The big feature of this issue was the Dragon Dungeon Design Kit – a bunch of cardboard pieces you could use to create tabletop maps of the dungeon rooms adventurers encountered. You got wall sections, treasure chests and all sorts of dungeon dressing.
Michael Kluever‘s article “Castles, Castles Everywhere” is a nicely researched article about castles. Worth the read.
Roger E. Moore is back again with “How To Have a Good Time Being Evil”, a lighthearted look at the subject. Think over-the-top silver age comic book evil rather than the genuine article. One bit I especially liked was this, as it is a good description of the Chaotic / Evil alignment:
“Now for the group goals. Anyone who’s played Monsters! Monsters! already knows what the goal is in an evil campaign. The goal is to beat up on the good guys. The goody-good Paladins, sneaky Rangers, and less-than-macho elves are going to get what they deserve. What right have they got, breaking into our lairs, killing our underlings and friends, and taking away the treasures we worked so hard to steal? Besides, what we’re doing is the way of the universe. Only the strong survive. Nice guys finish last. I’m number one. If you help all the wimps get ahead in the universe, you undo natural selections and evolution, which is trying to make us tougher. Might makes right. And so on. Working up the goals and general background philosophy of an evil campaign is not difficult (and is actually a little disturbing, as some people say such things in seriousness.
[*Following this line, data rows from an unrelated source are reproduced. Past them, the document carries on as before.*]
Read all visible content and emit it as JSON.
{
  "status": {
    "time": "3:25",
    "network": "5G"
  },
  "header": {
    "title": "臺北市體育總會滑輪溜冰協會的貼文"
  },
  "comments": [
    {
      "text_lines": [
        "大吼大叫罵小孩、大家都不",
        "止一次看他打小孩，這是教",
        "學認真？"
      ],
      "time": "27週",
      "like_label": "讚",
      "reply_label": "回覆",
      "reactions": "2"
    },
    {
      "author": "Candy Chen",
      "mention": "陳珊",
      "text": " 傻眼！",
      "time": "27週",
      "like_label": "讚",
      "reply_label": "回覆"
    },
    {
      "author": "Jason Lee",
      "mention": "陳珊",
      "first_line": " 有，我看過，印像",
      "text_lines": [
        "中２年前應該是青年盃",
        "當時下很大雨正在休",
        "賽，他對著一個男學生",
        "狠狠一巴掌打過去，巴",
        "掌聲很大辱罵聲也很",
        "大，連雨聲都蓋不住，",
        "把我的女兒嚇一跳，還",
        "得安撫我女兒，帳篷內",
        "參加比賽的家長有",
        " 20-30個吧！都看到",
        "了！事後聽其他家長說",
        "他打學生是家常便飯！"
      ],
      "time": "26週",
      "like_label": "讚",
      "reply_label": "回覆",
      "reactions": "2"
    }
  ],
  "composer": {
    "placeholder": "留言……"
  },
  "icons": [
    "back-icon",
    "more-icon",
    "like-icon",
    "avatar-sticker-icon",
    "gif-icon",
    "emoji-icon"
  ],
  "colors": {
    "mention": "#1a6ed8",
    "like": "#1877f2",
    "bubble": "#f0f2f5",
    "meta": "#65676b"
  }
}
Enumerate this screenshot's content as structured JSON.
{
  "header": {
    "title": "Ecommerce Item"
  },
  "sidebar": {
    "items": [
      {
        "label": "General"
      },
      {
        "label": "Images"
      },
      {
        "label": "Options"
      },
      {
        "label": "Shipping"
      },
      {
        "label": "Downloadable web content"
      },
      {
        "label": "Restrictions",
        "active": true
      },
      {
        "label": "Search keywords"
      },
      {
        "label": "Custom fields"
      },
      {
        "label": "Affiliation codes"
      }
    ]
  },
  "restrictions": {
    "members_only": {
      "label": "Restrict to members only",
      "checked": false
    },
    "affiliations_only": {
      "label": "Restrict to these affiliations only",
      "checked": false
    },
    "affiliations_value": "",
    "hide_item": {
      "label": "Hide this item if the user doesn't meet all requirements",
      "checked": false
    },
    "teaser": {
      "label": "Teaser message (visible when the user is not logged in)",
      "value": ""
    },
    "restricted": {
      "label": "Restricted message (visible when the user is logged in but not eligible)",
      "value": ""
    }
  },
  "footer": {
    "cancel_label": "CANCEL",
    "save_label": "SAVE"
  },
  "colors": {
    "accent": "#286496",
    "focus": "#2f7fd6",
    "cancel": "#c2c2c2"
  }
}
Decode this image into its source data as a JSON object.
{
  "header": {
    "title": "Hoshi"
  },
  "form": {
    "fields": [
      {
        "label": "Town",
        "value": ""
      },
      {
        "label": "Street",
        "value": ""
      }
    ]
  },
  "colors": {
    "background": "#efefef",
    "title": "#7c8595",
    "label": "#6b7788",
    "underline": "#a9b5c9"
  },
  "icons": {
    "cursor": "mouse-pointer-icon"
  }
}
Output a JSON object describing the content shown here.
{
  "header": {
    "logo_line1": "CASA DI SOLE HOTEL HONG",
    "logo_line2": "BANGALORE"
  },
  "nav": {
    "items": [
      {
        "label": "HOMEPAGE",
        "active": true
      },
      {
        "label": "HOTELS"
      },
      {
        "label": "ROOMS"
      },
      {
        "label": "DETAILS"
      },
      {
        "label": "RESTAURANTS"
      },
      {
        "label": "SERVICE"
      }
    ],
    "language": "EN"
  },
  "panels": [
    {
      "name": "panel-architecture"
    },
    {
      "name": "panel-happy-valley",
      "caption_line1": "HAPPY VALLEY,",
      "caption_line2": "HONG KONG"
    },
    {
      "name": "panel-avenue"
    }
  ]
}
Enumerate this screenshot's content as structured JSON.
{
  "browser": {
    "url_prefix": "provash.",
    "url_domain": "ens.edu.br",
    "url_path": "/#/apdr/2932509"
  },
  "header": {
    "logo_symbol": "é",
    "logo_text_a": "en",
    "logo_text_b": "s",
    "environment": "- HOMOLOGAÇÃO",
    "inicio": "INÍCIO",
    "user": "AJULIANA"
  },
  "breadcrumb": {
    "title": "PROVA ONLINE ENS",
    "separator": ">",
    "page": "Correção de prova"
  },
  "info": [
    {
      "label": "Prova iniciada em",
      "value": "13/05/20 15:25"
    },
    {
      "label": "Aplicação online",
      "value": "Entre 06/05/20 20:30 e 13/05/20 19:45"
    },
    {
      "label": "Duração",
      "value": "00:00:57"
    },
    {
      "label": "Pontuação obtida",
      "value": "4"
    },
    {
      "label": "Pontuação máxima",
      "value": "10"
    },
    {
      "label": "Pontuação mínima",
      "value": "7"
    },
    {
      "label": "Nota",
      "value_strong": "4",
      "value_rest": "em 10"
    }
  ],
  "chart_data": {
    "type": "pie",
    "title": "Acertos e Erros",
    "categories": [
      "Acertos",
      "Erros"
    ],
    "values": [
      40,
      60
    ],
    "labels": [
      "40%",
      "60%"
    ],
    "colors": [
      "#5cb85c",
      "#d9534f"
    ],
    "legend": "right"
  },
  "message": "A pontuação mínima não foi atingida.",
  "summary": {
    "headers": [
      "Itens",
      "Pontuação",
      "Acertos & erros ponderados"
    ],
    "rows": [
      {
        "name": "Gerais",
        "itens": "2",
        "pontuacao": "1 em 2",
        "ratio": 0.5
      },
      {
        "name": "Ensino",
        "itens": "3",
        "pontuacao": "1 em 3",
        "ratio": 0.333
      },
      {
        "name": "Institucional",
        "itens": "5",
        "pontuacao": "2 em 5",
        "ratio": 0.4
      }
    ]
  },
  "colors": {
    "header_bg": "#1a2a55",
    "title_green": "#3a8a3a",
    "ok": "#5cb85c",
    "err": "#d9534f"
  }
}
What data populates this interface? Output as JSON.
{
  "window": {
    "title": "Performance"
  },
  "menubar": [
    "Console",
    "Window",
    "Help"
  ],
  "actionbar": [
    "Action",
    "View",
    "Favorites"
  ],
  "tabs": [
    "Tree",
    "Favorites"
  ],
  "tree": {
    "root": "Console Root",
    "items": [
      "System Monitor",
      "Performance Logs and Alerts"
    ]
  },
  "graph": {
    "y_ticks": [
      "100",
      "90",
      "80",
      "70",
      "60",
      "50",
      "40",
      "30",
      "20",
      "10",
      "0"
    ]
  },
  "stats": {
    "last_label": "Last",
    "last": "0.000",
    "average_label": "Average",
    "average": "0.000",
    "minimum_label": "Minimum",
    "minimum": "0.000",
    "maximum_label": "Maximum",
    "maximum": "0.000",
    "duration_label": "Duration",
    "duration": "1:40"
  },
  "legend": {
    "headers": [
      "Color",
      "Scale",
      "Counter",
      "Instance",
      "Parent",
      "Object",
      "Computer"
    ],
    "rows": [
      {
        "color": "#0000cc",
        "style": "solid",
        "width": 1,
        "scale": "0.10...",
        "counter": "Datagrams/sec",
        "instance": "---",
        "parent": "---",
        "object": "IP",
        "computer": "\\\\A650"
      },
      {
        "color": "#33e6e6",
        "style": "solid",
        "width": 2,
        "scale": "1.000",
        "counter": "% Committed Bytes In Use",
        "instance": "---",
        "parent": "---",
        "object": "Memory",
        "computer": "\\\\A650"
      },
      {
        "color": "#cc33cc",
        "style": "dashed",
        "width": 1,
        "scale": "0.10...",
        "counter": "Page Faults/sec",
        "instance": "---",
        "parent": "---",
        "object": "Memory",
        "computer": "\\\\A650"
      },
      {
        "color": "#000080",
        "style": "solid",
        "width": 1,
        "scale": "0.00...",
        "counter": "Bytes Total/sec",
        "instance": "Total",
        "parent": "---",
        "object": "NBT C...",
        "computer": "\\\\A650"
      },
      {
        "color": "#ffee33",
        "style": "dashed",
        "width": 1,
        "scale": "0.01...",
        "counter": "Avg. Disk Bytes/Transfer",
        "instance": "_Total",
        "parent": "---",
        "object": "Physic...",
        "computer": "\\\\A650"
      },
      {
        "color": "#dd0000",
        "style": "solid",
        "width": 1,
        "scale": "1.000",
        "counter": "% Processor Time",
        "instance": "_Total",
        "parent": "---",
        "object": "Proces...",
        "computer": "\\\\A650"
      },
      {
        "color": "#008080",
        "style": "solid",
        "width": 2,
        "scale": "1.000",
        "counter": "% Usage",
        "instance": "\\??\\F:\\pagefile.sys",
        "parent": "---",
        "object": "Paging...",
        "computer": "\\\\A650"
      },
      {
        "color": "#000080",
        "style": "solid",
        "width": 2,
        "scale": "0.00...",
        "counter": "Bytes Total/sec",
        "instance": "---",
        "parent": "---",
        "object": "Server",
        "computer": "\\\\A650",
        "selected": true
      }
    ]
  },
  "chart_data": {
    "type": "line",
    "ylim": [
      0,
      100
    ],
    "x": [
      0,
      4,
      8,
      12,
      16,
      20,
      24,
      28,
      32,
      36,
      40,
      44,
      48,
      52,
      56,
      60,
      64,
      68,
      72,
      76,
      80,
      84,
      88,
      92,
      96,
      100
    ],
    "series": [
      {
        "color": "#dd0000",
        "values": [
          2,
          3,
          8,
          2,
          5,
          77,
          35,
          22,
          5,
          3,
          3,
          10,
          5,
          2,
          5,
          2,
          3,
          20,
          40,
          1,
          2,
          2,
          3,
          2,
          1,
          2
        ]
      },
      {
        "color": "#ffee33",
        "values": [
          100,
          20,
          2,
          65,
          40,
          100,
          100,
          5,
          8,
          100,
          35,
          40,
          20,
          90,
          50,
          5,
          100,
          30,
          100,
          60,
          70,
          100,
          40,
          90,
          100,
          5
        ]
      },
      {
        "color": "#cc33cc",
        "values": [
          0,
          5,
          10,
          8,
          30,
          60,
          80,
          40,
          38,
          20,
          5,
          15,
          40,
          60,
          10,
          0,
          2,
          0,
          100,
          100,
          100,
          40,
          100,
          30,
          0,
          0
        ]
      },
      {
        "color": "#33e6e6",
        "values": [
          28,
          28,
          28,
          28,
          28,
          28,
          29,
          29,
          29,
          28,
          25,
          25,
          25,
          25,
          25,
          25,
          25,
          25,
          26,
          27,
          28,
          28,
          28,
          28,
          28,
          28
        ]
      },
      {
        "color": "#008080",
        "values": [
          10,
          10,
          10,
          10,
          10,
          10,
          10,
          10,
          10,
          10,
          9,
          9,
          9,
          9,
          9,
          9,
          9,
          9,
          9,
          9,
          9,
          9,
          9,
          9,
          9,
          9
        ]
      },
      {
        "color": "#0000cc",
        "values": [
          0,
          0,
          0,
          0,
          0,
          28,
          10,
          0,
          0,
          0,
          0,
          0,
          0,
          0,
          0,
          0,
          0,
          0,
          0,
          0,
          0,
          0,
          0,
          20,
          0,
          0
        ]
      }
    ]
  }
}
How little we know about our own alignments …)”
I think the true test of a great monster is great art. Well, maybe not, but a nice piece of art makes we want to use a monster, regardless of its stats. To whit, the skyzorr’n by Jon Mattson:
Art by Willingham, of course. It’s actually not a bad beastie – nomadic insect people.
Skyzorr’n, Medium Monstrous Humanoid: HD 2+1, AC 16, MV 20′, ATK 1d4 claws (1d4) or 1d2 by weapon; AL Chaotic (LE), Special–Bite for 1d4+1 plus poison, surprise 1-3 on 1d6, immune to natural paralysis (not spells) and 90% of poisons, +2 to save vs. heat and cold attacks, resistance to edged and piercing weapons.
They inhabit deserts and badlands in hive communities (70% underground). They are matriarchal, ruled by queens (they look like grotesque bloated spiders) with High intelligence. They use weapons 50% of the time (longswords, scimitars, military forks, spears and slings). If two claw attacks hit, they get a bite attack. The poison deals 1 point of Strength and Dexterity damage for 2d4 turns.
Read the issue to get the full description – very cool. They also have sand lizards by Marcella Peyre-Ferry and dust devils by Bruce Sears.
I wonder if WOTC would consider making a monster book with all of these creatures in it?